Reference solution (C++)

#include <bits/stdc++.h>
using namespace std;

int N;
vector<vector<int>> g;
int K_;

// Returns the unmatched stub length passed up to the parent, or -1 if infeasible.
// "Stub length" includes the edge from this node to its parent (added by caller).
int dfs(int u, int par) {
    multiset<int> lens;
    for (int v : g[u]) if (v != par) {
        int s = dfs(v, u);
        if (s < 0) return -1;
        if (s > 0) lens.insert(s + 1); // add the edge (u,v) to the child's stub
    }
    // Pair stubs: for each s in lens, look for (K_ - s) elsewhere.
    int leftover = -1; // length of the at-most-one unmatched stub
    while (!lens.empty()) {
        int x = *lens.begin(); lens.erase(lens.begin());
        if (x > K_) return -1;
        if (x == K_) continue; // completes a path entirely below u
        auto it = lens.find(K_ - x);
        if (it != lens.end()) { lens.erase(it); continue; }
        // x cannot be paired; must become the leftover passed up.
        if (leftover != -1) return -1;
        leftover = x;
    }
    if (u == 0) return (leftover == -1 ? 0 : -1); // root must have nothing
    return (leftover == -1 ? 0 : leftover);
}

int main() {
    ios_base::sync_with_stdio(false);
    cin.tie(nullptr);
    cin >> N;
    g.assign(N, {});
    for (int i = 0; i < N - 1; ++i) {
        int a, b; cin >> a >> b; --a; --b;
        g[a].push_back(b); g[b].push_back(a);
    }
    string out;
    for (int K = 1; K <= N - 1; ++K) {
        if ((N - 1) % K) { out += '0'; continue; }
        K_ = K;
        out += (dfs(0, -1) == 0 ? '1' : '0');
    }
    cout << out << "\n";
}

Pitfalls

• Recursion depth. N = 10⁵ can blow the default stack — submit with increased stack or convert to iterative.
• Stub length includes the parent edge. When a child returns s, the stub presented at u is s + 1 (the edge from u to that child).
• Root has no parent edge. So no leftover allowed at root.
• K = N − 1 is just "is the tree a single path" — sanity-check your code on a path graph.

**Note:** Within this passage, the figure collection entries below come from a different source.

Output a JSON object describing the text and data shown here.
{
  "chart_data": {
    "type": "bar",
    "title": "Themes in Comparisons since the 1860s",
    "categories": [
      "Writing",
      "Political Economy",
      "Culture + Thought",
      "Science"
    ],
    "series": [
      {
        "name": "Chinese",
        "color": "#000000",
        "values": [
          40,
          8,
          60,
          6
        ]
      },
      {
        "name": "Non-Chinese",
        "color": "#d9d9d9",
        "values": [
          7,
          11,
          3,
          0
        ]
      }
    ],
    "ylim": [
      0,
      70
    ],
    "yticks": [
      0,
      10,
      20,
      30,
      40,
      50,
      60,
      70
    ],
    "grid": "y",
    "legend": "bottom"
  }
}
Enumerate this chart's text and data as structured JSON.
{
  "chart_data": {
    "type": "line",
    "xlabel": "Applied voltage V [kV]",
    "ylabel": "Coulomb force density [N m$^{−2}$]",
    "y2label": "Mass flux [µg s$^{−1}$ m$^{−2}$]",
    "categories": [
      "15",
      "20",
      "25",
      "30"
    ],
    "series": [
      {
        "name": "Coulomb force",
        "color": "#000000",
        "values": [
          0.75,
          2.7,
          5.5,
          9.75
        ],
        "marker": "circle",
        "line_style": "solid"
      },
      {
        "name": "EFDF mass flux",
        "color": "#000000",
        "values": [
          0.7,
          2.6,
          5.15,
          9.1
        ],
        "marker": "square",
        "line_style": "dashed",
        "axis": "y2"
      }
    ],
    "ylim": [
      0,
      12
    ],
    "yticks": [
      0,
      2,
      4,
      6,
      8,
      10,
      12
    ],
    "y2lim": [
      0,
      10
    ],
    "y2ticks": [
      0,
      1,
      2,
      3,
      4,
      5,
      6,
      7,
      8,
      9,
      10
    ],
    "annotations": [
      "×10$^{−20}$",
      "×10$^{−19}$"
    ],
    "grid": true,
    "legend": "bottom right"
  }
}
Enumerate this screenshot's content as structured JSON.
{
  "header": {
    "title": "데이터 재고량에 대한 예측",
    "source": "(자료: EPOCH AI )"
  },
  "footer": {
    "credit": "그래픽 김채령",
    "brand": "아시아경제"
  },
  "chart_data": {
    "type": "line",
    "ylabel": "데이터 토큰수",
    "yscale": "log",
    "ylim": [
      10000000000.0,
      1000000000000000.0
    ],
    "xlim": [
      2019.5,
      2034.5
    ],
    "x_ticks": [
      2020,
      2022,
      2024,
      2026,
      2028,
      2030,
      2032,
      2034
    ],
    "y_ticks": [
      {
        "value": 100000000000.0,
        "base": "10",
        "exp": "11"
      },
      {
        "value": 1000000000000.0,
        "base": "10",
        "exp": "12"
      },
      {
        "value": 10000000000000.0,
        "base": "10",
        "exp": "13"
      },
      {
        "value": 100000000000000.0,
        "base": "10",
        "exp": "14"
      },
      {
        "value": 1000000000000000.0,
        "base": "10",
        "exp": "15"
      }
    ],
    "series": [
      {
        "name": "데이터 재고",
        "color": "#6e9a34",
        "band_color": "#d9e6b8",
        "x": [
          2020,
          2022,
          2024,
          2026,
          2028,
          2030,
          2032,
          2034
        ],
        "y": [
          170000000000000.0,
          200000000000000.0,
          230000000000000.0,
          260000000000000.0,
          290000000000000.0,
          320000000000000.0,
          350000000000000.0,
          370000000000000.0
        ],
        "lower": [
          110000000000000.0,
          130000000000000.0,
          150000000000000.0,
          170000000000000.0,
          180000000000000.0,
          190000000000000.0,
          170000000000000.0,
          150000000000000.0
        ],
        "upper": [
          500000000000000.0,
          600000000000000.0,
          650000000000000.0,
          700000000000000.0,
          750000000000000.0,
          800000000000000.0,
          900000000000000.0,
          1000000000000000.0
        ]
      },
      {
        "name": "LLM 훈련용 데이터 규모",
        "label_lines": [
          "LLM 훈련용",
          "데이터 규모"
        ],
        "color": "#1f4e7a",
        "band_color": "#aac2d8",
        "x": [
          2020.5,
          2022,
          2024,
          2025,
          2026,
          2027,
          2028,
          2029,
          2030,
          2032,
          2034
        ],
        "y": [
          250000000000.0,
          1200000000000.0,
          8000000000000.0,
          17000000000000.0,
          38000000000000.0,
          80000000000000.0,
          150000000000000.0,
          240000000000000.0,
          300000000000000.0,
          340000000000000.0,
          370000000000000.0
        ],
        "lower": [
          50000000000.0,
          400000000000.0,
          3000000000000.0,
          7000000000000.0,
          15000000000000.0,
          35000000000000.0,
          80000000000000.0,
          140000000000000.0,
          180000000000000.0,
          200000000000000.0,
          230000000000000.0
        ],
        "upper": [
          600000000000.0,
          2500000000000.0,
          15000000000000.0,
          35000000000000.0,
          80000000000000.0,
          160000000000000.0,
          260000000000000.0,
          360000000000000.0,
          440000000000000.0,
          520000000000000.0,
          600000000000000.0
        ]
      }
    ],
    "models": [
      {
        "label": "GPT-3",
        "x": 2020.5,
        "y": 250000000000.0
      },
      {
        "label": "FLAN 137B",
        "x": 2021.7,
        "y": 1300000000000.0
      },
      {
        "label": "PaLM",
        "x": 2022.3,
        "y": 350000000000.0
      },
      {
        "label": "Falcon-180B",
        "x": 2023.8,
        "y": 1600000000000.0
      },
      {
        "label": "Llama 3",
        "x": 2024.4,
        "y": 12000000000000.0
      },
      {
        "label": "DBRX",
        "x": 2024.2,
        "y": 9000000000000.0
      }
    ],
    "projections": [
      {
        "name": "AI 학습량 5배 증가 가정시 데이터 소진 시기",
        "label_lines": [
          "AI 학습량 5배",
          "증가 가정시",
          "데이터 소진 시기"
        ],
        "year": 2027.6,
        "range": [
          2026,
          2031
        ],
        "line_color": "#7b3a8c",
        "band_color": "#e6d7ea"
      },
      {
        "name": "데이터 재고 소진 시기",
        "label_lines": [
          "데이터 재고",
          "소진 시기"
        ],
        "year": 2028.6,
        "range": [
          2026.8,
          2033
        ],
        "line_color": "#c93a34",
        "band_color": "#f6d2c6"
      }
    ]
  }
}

What Gold February 2020 was actually testing

• P1 — DAG longest path. Recognize event-difference constraints as a weighted DAG, then topo-relax.
• P2 — contribution counting. Don't enumerate subsets; for each "new component" event count how many subsets it appears in.
• P3 — tree DP with greedy pairing. At each node, multiset-pair child stubs that sum to K; at most one survives upward.